All Things Vice
- Company type: Private
- Website type: Blog
- Available in: English
- Founded: 2012; 14 years ago
- Headquarters: Melbourne, Australia
- Owner: Eileen Ormsby
- Founder: Eileen Ormsby
- Services: Investigative reporting
- Website: allthingsvice.com
- Current status: Active

= All Things Vice =

Blog by journalist about the dark web

All Things Vice is a blog that was started in 2012 by Australian author and journalist Eileen Ormsby about news in the dark web. Since her investigations into the darknet marketplace Silk Road in 2012, she blogged about various happenings in the dark web and authored two books, Silk Road (2014) and The Darkest Web (2018).

==About the founder==
Ormsby is a former Australian lawyer living in Melbourne. Sought for comment, Ormsby has written, been interviewed and cited on dark web, 419 scams, bitcoin and darknet market issues. She has obtained a number of exclusive interviews from individuals involved in the dark web. She was cited in the trial of drug dealer Paul Leslie Howard that he discovered the Silk Road market after reading the coverage on her site.
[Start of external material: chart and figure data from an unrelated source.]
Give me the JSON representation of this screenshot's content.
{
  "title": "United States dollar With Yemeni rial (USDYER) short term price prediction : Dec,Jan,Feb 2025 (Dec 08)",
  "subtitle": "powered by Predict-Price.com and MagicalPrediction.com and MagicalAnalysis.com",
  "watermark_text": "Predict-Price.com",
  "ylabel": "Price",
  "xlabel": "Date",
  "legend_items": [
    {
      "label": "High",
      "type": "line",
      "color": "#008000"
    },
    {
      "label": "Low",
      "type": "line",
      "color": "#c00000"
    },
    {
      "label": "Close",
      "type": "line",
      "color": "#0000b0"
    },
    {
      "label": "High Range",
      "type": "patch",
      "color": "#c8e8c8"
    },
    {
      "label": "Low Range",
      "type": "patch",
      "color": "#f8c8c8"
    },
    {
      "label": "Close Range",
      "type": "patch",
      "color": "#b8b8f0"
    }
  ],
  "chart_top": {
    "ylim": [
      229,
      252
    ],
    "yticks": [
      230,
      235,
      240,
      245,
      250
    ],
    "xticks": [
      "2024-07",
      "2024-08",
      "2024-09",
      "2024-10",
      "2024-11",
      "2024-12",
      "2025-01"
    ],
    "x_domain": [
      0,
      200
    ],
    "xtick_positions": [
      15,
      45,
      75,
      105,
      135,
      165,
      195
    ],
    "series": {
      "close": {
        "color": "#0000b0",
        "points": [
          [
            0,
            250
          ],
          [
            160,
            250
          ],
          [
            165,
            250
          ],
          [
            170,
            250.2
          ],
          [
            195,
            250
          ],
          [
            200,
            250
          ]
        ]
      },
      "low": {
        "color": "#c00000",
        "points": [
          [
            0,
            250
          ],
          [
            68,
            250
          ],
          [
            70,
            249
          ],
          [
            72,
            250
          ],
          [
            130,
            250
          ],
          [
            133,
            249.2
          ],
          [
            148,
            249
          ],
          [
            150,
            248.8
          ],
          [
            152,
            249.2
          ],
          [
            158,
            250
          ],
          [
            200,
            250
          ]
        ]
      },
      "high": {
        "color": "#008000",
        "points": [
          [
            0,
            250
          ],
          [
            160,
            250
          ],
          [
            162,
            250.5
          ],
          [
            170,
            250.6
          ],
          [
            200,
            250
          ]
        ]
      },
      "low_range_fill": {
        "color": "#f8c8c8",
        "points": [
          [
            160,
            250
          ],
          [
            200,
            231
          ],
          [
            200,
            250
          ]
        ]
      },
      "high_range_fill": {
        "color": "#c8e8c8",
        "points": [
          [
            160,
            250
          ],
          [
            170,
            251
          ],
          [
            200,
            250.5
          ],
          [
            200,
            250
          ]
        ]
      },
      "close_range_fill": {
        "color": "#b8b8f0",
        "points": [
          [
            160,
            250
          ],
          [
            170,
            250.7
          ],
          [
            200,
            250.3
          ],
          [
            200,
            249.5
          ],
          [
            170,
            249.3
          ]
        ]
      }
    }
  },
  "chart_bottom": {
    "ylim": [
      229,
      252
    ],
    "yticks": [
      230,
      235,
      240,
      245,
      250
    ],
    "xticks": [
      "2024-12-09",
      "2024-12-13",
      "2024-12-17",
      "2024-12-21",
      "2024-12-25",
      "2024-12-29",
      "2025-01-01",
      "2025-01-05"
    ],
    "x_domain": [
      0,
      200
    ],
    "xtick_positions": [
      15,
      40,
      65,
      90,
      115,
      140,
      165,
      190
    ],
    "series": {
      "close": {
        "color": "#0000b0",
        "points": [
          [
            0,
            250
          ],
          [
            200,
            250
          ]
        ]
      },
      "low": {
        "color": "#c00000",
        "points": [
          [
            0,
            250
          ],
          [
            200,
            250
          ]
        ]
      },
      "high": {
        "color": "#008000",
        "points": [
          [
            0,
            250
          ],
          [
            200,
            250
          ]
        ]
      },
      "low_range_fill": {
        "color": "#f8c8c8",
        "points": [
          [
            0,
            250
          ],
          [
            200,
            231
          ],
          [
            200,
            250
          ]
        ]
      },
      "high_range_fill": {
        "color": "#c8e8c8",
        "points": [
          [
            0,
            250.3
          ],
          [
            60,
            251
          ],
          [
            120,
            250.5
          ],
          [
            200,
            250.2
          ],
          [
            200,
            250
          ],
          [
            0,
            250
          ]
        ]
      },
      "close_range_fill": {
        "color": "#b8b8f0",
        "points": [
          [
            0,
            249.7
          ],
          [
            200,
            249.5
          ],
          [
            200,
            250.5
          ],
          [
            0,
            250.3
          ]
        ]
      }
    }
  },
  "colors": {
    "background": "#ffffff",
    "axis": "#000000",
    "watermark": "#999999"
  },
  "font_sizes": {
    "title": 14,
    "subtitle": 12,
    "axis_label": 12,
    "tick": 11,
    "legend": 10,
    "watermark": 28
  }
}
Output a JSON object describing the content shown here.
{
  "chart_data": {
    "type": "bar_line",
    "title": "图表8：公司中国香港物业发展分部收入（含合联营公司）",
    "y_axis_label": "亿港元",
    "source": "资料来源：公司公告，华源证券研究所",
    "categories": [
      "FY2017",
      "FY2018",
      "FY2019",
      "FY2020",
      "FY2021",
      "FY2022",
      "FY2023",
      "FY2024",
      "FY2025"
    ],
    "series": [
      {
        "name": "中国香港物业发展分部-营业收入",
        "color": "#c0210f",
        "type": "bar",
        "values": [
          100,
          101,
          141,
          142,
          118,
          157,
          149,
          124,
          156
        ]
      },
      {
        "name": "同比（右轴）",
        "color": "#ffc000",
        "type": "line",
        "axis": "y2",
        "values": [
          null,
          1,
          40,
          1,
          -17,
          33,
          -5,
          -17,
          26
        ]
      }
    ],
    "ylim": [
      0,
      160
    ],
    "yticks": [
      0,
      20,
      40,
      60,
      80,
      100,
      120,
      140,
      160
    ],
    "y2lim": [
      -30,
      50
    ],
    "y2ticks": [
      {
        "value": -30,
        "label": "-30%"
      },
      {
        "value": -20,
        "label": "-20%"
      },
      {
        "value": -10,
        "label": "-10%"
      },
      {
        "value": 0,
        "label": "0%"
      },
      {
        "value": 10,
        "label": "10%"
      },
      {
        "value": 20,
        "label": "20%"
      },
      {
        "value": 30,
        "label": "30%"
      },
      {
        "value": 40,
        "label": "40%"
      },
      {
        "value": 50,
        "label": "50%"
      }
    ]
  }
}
She also regularly writes scripts for Casefile True Crime Podcast, including some about the dark web.

Ormsby is known as an authority on Silk Road and other darknet markets and her work has been cited in academic studies into cyryptomarkets and political and socioeconomic aspects of the dark web.

==In the media==
Ormsby has appeared on and consulted to TV shows and documentaries about the dark web, including CBS 48 Hours "Click for a Killer" (2018), Channel 4 UK's "How to Hire a Hitman" and Oxygen TV's "The Dark Web: Fraud and Murder in the Digital Underground." She was also interviewed on episode 124 of the podcast "Meet the Thriller Author" discussing her investigations and writing true crime books.